Dubaï, où les frères Gupta résident dans une demeure estimée à 25 millions d’euros près de la marina, leur a toujours servi de base arrière, même lorsqu’ils opéraient en Afrique du Sud. L’émir Mohammed Ben Rachid al-Maktoum, premier ministre des Emirats arabes unis, tient-il à les protéger ? C’est ce qu’a suggéré l’ancien ministre britannique Peter Hain devant la commission chargée d’enquêter sur la corruption en Afrique du Sud : « L’émir al-Maktoum doit être interrogé sur les raisons pour lesquelles la famille n’est pas extradée. Soit le gouvernement d’al-Maktoum cache intentionnellement une famille qui a pillé un nombre incalculable de fonds en Afrique du Sud, soit les autorités sud-africaines n’ont pas vraiment la volonté de les juger. »
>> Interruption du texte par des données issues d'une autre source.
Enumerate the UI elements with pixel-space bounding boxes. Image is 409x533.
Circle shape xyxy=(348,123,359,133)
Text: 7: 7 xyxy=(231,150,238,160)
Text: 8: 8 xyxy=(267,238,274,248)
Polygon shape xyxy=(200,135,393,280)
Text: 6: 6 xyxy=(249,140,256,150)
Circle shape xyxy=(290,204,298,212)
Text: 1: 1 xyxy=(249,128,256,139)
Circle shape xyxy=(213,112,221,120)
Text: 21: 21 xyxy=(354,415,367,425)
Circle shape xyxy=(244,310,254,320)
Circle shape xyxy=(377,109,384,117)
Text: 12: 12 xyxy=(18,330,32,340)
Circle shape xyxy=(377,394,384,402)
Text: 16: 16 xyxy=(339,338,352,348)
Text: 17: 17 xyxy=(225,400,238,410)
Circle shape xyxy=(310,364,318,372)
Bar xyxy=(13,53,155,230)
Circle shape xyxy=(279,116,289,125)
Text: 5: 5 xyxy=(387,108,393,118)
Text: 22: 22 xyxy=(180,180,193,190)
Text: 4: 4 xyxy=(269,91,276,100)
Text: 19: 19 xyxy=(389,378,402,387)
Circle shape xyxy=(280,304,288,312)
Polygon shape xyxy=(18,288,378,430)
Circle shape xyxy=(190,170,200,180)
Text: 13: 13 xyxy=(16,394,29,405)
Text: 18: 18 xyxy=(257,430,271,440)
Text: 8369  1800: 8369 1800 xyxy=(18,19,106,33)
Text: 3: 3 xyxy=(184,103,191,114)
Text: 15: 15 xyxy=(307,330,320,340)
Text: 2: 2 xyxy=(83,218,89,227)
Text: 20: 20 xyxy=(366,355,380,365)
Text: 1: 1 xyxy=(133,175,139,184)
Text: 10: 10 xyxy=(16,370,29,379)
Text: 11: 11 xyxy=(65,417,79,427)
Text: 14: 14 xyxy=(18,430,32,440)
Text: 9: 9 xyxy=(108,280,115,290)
Les deux Etats ont pourtant déjà longuement échangé sur le sujet en 2018 et ont même signé le traité d’extradition. Problème : les Emirats tardent à le ratifier, son Parlement invoquant un problème dans la traduction du texte. « Cette excuse n’est pas crédible », estime le magistrat sud-africain Mohammed Moolla. Le retard pris ne plaît guère au ministre Ronald Lamola, pour qui le délai s’apparenterait plutôt à un refus : « L’Afrique du Sud s’inquiète de certains Etats qui passent maîtres dans l’art de repousser ou de refuser la ratification des traités d’extradition », a-t-il déclaré, avant d’ajouter que « ces Etats risquent de devenir des paradis de la corruption ».

Sanctions américaines
L’autre inconnue concerne les motivations sud-africaines. En effet, parmi les nombreuses accusations qui pèsent sur les Gupta, la plupart impliquent des dignitaires du Congrès national africain (ANC, au pouvoir), dont certains ont encore des responsabilités de premier plan dans le pays et au sein du parti. Mohammed Moolla croit en un retour « plus rapide qu’on ne le pense » des frères Gupta en Afrique du Sud, « sauf si quelqu’un au gouvernement a intérêt de ne pas les voir revenir ».
Techniquement, Ronald Lamola pourrait en réalité déjà demander l’extradition en utilisant la Convention des Nations unies contre la corruption, dont les Emirats sont signataires. « Il est faux de penser que nous avons à tout prix besoin d’un traité bilatéral pour extrader les Gupta, assure l’avocat spécialisé Anton Katz. La convention suffit, à condition que les lois des deux pays correspondent. » En l’occurrence, la législation émiratie reconnaît bien des délits financiers tels que la fraude, le détournement de fonds et la corruption.
Dans sa traque aux Gupta, l’Afrique du Sud a reçu un soutien de poids en octobre. Les Etats-Unis sont entrés dans la danse en gelant les avoirs des trois frères sur leur territoire et en interdisant à toute entité américaine de faire des affaires avec eux. Le Trésor les accuse d’avoir « volé des centaines de millions de dollars à travers des stratagèmes illicites avec le gouvernement » de Pretoria.